There are many parts to this yama I could focus on, but today, I want to talk about practicing non-violence and compassion towards OURSELVES.

"Just as a flower begins its journey from a seed beneath the earth, non-violence begins out of self acceptance and love of the true Self...," Dorna Djenab writes on gaia.com, "Thoughts of guilt, shame, resentment, disappointment all have a seed of violence within them. Words like *should* and* must* are the same. When we are unable to forgive ourselves or someone else, when we carry resentment; when we expect far too much of ourselves and put the responsibility of the whole world on our shoulders; when we expect the whole world to run according to our liking we are being violent towards ourselves and the rest of the world. When we don’t act according to our truth, but out of our fears, we are being violent to ourselves... Truth and nonviolence are inseparable. As Ghandi said: When I look for Ahimsa, Truth says, ''Find it through me.'' When I look for Truth, Ahimsa says, ''Find it out through me.'' (Read more at: http://www.gaia.com/article/ahimsa-yoga-practice-non-violence)

This is one I struggle with in my own life. As a practicing yogi, I am often hard on myself when I feel I should handle difficult situations better. I have a daily practice of asana, pranayama and meditation that prepares me for going out into the world and yet, when I open the door and step outside, I am still sometimes knocked off course by what I encounter. We've all had that experience of feeling great after our yoga practice, or meditation or perhaps after a religious service or prayer and then getting knocked off balance by someone else's unkind words or actions and perhaps not handling them in the way we feel we should. Sometimes it can even be our own actions that knock us off balance!

Case in point. Last week, I prepared to get an MRI for my shoulder. The radiologist could not have been kinder or more helpful. I let him know that I have claustrophobia and have never had an MRI before. He helped me get onto the stretcher-like bed and gave me earplugs and headphones. I thought to myself, "This isn't all that bad. I'm a yogi - I will just close my eyes and meditate and I will be done in 30 minutes." The second I was inside the MRI "tunnel" I had a panic attack and immediately pulled myself out. "I can't do this." I told him. "I feel so stupid and silly." (notice the words of self-harm). "No problem" he said, "This happens to about 15% of the people we see. We'll reschedule you for one of our facilities that has an open MRI machine." Never-the-less, I left feeling like an idiot and a failure, because I made myself feel that way. I have a phobia. It is psychological. Maybe one day I will be able to overcome it, but it wasn't that day. Eventually, I was able to let it go - by practicing self-love, making myself some tea, taking the dog for a walk in nature and finally, cutting myself a break.

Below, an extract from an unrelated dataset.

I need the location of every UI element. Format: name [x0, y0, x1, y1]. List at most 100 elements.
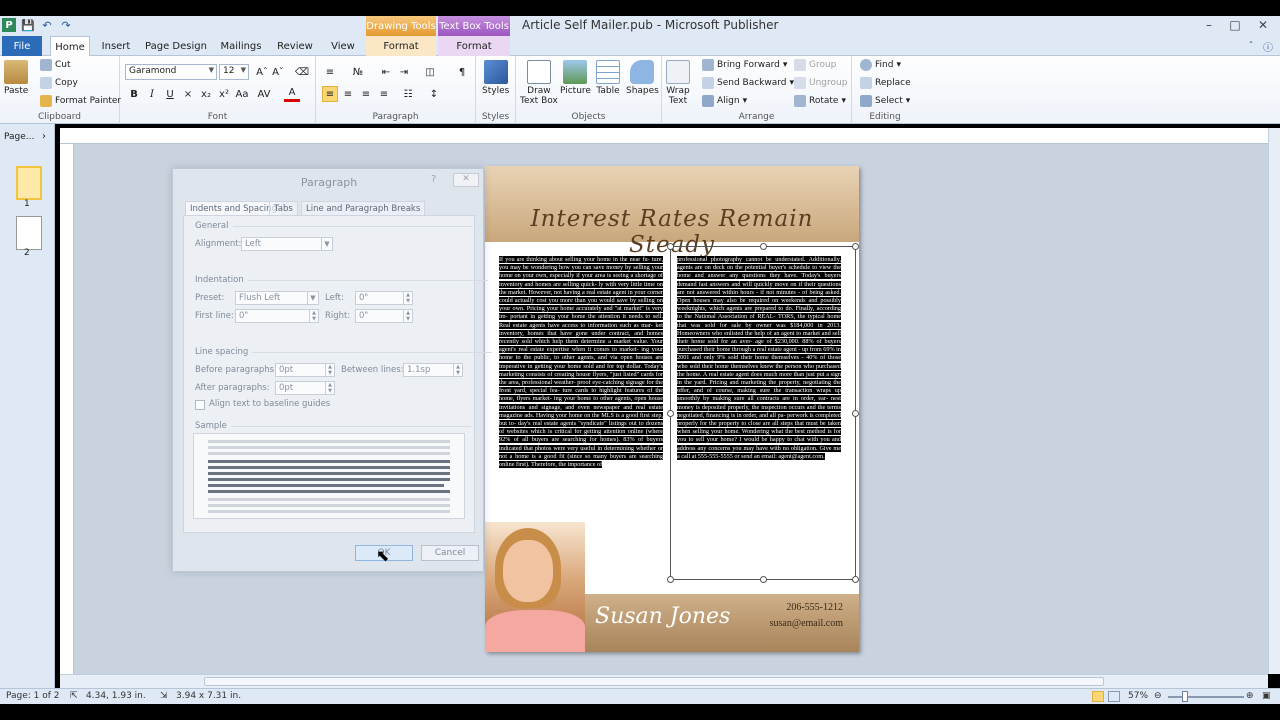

Self-love doesn't come easy. Our minds are filled with the words we grew up with - the expectations of our families, our teachers, our friends and partners. We need to practice daily loving ourselves and letting go of those expectations. If we don't have kindness and compassion for ourselves, how can we have it for others? In fact, if you find yourself judging others for their behaviors, you might reflect on your own behavior and see if you might not be unfairly putting your own expectations upon them.

So, how can we practice self-love? Through a daily practice of meditation, prayer, listening to music, reading poetry, taking a walk in nature when we need it - through connection with our higher selves - the Source, God, Goddess, Great Mystery or whatever you choose to call it; By remembering that we are both Divine and Human and by practicing forgiveness - not only towards others but towards ourselves; By loving our own inner child and letting her be free to make mistakes without judging her too harshly - in so doing, we raise our vibrational frequency and that raises the vibration for those around us too!